CPUs are deterministic in the results they produce. If you add 5+6, you always get 11 -- always. On the other hand, the amount of time they take is non-deterministic. Run a benchmark on your computer. Now run it again. The amount of time it took varies, for a lot of reasons.
That CPUs take an unknown amount of time is an inherent problem in CPU design. Even if you do everything right, "interrupts" from clock timers and network cards will still cause undefined timing problems. Therefore, CPU designers have thrown the concept of "deterministic time" out the window.
The biggest source of non-deterministic behavior is the high-speed memory cache on the chip. When a piece of data is in the cache, the CPU accesses it immediately. When it isn't, the CPU has to stop and wait for slow main memory. Other things happening in the system impacts the cache, unexpectedly evicting recently used data for one purpose in favor of data for another purpose.
Hackers love "non-deterministic", because while such things are unknowable in theory, they are often knowable in practice.
That's the case of the granddaddy of all hacker exploits, the "buffer overflow". From the programmer's perspective, the bug will result in just the software crashing for undefinable reasons. From the hacker's perspective, they reverse engineer what's going on underneath, then carefully craft buffer contents so the program doesn't crash, but instead continue to run the code the hacker supplies within the buffer. Buffer overflows are undefined in theory, well-defined in practice.
Hackers have already been exploiting this defineable/undefinable timing problems with the cache for a long time. An example is cache timing attacks on AES. AES reads a matrix from memory as it encrypts things. By playing with the cache, evicting things, timing things, you can figure out the pattern of memory accesses, and hence the secret key.
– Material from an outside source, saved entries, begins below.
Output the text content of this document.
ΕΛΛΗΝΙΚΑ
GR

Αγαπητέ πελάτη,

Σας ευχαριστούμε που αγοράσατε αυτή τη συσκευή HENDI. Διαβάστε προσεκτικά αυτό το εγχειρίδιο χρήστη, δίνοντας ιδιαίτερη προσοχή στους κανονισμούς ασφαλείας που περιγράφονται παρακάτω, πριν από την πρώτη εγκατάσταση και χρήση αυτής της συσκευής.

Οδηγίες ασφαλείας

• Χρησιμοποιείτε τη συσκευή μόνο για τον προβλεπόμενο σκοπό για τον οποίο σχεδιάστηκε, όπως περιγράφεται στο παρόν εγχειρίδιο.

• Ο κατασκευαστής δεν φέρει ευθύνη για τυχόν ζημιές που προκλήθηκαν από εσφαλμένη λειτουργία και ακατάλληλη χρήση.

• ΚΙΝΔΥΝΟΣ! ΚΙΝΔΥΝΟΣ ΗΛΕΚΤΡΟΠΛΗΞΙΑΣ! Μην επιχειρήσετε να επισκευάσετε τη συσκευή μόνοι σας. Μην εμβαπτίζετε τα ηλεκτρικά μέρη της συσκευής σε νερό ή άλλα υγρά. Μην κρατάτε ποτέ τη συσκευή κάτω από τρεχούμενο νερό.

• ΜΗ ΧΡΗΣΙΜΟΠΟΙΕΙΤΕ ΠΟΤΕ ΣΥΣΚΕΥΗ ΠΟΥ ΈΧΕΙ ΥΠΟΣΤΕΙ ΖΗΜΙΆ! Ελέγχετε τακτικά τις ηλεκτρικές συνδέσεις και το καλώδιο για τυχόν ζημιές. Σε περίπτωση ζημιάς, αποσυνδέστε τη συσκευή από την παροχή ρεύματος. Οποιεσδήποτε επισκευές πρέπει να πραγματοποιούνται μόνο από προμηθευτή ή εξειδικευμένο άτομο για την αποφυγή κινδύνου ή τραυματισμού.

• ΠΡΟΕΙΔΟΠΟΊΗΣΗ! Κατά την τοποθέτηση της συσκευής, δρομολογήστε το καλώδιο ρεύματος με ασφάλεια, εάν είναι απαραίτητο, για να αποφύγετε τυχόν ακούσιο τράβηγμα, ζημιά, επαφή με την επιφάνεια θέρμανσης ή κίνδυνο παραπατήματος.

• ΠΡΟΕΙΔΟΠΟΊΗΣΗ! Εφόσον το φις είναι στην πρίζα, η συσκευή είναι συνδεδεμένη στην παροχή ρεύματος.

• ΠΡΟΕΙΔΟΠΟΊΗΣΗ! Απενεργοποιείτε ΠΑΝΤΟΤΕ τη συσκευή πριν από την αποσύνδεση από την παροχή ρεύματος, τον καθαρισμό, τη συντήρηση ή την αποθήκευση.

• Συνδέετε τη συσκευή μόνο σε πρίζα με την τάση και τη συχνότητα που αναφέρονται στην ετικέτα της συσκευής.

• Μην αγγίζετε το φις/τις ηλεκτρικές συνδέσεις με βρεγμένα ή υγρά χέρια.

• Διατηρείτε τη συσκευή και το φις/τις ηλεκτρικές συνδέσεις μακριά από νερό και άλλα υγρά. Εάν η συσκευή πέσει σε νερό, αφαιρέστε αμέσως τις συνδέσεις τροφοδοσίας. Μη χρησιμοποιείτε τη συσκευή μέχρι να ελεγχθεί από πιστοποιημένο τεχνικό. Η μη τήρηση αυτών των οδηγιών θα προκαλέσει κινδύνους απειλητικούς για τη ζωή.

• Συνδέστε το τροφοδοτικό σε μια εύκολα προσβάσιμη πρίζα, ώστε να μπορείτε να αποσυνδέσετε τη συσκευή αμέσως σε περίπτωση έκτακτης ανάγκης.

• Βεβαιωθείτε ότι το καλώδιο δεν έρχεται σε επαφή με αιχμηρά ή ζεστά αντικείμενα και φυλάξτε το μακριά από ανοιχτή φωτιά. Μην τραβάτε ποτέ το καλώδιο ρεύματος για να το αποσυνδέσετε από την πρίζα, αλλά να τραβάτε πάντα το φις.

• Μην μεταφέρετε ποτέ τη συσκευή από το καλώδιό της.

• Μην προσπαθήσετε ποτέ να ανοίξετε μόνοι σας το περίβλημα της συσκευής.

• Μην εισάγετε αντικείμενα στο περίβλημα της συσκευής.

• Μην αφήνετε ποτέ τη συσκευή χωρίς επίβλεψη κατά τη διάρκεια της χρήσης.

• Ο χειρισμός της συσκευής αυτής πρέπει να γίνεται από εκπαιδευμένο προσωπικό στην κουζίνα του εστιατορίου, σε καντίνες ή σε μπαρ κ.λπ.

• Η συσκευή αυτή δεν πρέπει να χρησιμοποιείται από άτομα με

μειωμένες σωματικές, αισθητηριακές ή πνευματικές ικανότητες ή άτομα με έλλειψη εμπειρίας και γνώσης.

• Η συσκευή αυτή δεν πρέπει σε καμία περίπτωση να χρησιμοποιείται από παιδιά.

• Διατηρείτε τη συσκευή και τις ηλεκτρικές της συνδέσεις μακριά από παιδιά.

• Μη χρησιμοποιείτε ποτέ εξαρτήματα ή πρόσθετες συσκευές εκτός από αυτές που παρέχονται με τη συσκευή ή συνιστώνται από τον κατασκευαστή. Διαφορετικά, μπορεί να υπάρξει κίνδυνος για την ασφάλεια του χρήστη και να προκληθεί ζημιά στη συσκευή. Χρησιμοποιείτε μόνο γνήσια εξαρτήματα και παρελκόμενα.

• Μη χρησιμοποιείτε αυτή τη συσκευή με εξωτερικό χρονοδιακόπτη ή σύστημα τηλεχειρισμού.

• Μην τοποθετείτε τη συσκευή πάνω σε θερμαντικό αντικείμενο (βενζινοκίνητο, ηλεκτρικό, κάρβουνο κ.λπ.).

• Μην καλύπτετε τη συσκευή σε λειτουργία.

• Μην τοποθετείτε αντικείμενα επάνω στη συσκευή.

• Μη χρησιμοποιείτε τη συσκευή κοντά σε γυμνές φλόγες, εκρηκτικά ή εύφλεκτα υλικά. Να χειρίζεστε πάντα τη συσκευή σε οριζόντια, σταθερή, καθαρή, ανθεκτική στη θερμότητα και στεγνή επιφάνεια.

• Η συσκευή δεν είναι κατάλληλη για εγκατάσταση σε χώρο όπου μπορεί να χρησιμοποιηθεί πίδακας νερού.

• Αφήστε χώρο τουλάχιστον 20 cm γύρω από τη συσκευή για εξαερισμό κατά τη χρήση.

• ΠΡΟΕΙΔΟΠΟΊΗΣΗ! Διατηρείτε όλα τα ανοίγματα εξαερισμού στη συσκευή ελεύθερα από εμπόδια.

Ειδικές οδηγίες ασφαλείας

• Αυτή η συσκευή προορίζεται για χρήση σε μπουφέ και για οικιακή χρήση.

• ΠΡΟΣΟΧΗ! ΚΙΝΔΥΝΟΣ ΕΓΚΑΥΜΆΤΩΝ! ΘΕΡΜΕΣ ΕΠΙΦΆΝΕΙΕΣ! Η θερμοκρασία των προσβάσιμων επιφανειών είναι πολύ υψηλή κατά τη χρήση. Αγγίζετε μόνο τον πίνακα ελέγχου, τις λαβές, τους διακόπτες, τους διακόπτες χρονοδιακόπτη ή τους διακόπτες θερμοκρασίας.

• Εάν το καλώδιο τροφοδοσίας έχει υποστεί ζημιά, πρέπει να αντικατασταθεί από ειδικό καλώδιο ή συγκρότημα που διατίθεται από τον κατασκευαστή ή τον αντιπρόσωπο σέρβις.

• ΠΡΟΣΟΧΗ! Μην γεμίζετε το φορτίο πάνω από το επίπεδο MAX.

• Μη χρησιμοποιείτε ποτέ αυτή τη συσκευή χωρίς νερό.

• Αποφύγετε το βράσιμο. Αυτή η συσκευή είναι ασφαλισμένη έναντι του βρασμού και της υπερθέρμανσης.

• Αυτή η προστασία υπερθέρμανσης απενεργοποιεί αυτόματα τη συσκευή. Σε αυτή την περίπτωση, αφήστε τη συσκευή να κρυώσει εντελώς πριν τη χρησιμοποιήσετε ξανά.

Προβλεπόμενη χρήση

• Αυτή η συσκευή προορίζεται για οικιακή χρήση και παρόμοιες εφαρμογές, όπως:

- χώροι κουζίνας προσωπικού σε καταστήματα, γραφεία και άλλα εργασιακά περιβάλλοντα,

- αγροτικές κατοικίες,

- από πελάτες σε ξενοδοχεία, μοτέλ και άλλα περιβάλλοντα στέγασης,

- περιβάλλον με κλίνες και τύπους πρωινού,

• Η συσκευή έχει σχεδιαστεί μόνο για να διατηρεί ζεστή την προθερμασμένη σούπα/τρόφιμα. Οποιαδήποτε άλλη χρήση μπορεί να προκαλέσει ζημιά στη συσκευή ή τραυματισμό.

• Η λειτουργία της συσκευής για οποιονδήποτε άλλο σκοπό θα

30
Such cache timing attacks have been around since the beginning, really, and it's simply an unsolvable problem. Instead, we have workarounds, such as changing our crypto algorithms to not depend upon cache, or better yet, implement them directly in the CPU (such as the Intel AES specialized instructions).
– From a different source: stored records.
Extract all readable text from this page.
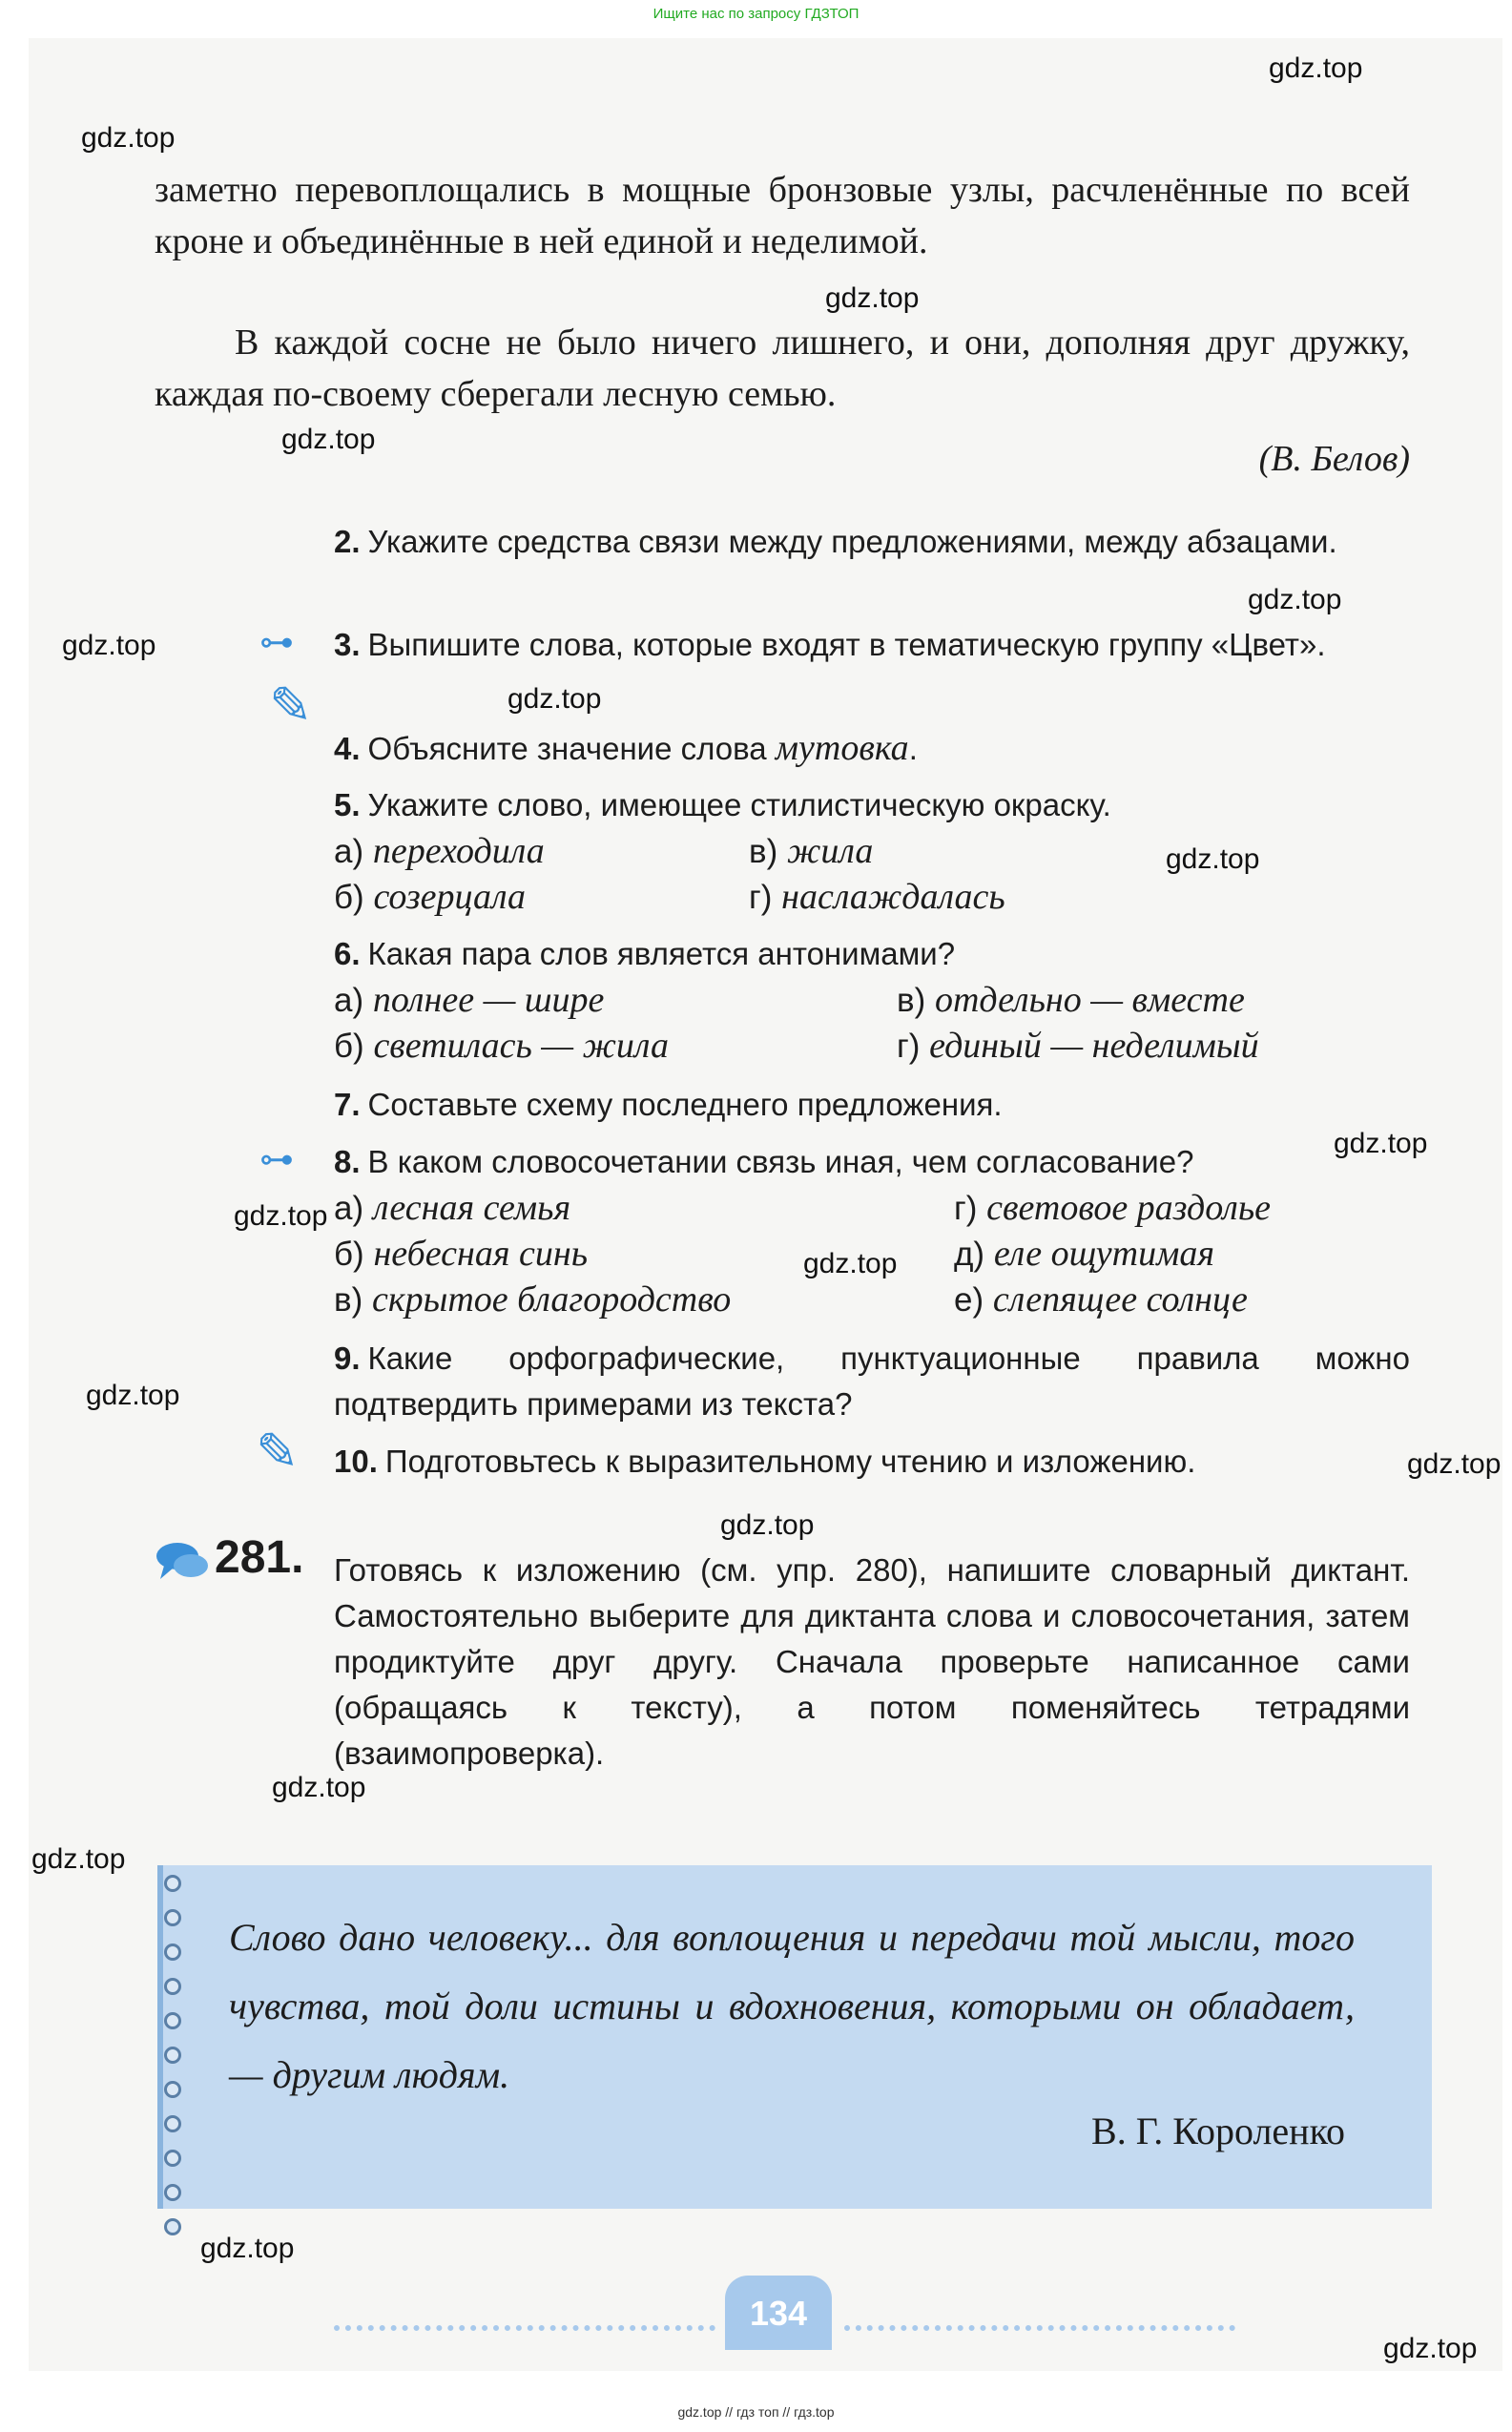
Ищите нас по запросу ГДЗТОП
gdz.top
gdz.top
gdz.top
gdz.top
gdz.top
gdz.top
gdz.top
gdz.top
gdz.top
gdz.top
gdz.top
gdz.top
gdz.top
gdz.top
gdz.top
gdz.top
gdz.top
gdz.top
заметно перевоплощались в мощные бронзовые узлы, расчленённые по всей кроне и объединённые в ней единой и неделимой.
В каждой сосне не было ничего лишнего, и они, дополняя друг дружку, каждая по-своему сберегали лесную семью.
(В. Белов)
2. Укажите средства связи между предложениями, между абзацами.
⊶ 3. Выпишите слова, которые входят в тематическую группу «Цвет».
✎
4. Объясните значение слова мутовка.
5. Укажите слово, имеющее стилистическую окраску.
а) переходила	в) жила
б) созерцала	г) наслаждалась
6. Какая пара слов является антонимами?
а) полнее — шире	в) отдельно — вместе
б) светилась — жила	г) единый — неделимый
7. Составьте схему последнего предложения.
⊶ 8. В каком словосочетании связь иная, чем согласование?
а) лесная семья	г) световое раздолье
б) небесная синь	д) еле ощутимая
в) скрытое благородство	е) слепящее солнце
9. Какие орфографические, пунктуационные правила можно подтвердить примерами из текста?
✎ 10. Подготовьтесь к выразительному чтению и изложению.
281. Готовясь к изложению (см. упр. 280), напишите словарный диктант. Самостоятельно выберите для диктанта слова и словосочетания, затем продиктуйте друг другу. Сначала проверьте написанное сами (обращаясь к тексту), а потом поменяйтесь тетрадями (взаимопроверка).
Слово дано человеку... для воплощения и передачи той мысли, того чувства, той доли истины и вдохновения, которыми он обладает, — другим людям.
В. Г. Короленко
134
gdz.top // гдз топ // гдз.top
What's happened today with Meltdown is that incompletely executed instructions, which discard their results, do affect the cache. We can then recover those partial/temporary/discarded results by measuring the cache timing. This has been known for a while, but we couldn't figure out how to successfully exploit this, as this paper from Anders Fogh reports. Hackers fixed this, making it practically exploitable.
As a CPU designer, Intel has few good options.
Fixing cache timing attacks is an impossibility. They can do some tricks, such as allowing some software to reserve part of the cache for private use, for special crypto operations, but the general problem is unsolvable.
Fixing the "incomplete results" problem from affecting the cache is also difficult. Intel has the fastest CPUs, and the reason is such speculative execution. The other CPU designers have the same problem: fixing the three problems identified today would cause massive performance issues. They'll come up with improvements, probably, but not complete solutions.
Instead, the fix is within the operating system. Frankly, it's a needed change that should've been done a decade ago. They've just been putting it off because of the performance hit. Now that the change has been forced to happen, CPU designers will probably figure out ways to mitigate the performance cost.
Thus, the Intel CPU you buy a year from now will have some partial fixes for these exactly problems without addressing the larger security concerns. They will also have performance enhancements to make the operating system patches faster.
But the underlying theoretical problem will never be solved, and is essentially unsolvable.